Buying Your Small Child A Sex Toy Is Never The Lesser Of Two Evils
(Related: Talking To Your Teen About Sex Is One Thing, Using Sex Toys In Front Of Her Is Another)
The mother in question came by the concern honestly, and she wrote into Dan Savage’s advice column because she really thought the sex toy might be the safer option. You see, her 5-year-old had started sticking toys in his butt. Lots of toys. So far she has managed to retrieve all the toy trucks and action figures, but basically she is looking at an emergency room trip waiting to happen.
The mother wrote in saying she was concerned about the health risks–tearing, infection, getting fecal matter all over everything in the house–of what her 5-year-old has been doing. At this point, would it not be safer to just get him a smooth, safe, dedicated toy so he doesn’t seriously injure himself on Thomas the Tank Engine?
The answer is a resounding no. Buying a butt plug for your 5-year-old is a good way to get CPS called on you if he ever mentions it, which he probably will because he is five. Savage himself says he’s half convinced the letter writer is a fake attempt by a conservative Christian troll to trick Dan Savage into telling a woman to get a sex toy for a five-year-old.

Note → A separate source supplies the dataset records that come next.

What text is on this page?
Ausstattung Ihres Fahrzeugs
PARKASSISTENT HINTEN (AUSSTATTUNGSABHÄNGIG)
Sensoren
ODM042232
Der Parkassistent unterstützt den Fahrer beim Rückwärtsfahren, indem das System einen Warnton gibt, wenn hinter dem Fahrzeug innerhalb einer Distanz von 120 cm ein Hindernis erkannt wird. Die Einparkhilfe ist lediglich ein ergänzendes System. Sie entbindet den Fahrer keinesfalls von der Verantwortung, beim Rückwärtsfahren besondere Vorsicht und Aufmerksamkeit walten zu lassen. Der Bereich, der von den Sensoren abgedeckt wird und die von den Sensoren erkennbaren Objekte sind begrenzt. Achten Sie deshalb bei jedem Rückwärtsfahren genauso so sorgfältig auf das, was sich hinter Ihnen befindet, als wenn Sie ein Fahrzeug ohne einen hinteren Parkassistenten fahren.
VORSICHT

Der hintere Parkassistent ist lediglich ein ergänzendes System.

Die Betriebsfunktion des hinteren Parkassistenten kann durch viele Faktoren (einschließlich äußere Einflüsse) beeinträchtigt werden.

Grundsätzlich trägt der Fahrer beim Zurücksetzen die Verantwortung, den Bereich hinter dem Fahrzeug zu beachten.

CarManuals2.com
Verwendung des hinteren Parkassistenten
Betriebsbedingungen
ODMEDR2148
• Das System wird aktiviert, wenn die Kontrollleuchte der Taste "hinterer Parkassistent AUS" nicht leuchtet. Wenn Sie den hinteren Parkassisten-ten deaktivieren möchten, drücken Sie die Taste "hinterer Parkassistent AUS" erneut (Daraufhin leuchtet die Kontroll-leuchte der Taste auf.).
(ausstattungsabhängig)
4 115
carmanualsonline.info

A better idea is to talk to the kid and explain that putting random objects inside oneself is dangerous, with the possibility of taking the toys away until he stops doing that. (Even though it’s hard to baby proof things from a 5-year-old, and you’re never going to manage to lock down everything in the house that could conceivably be stuck up there.) But both Savage and childhood sex expert Amy Lang are adamant: No sex toys for small children.
Reading this column is terrifying for those of us whose children are smaller, because these are the things our children make us do! One day you’re sitting by the pool having cocktails and spending too much money on makeup, and the next thing you know you’re emailing advice columnists to ask how to deal with a small human being who won’t stop sticking toys in his butt.
Being a parent means you will never stop saying, “Is this real life?”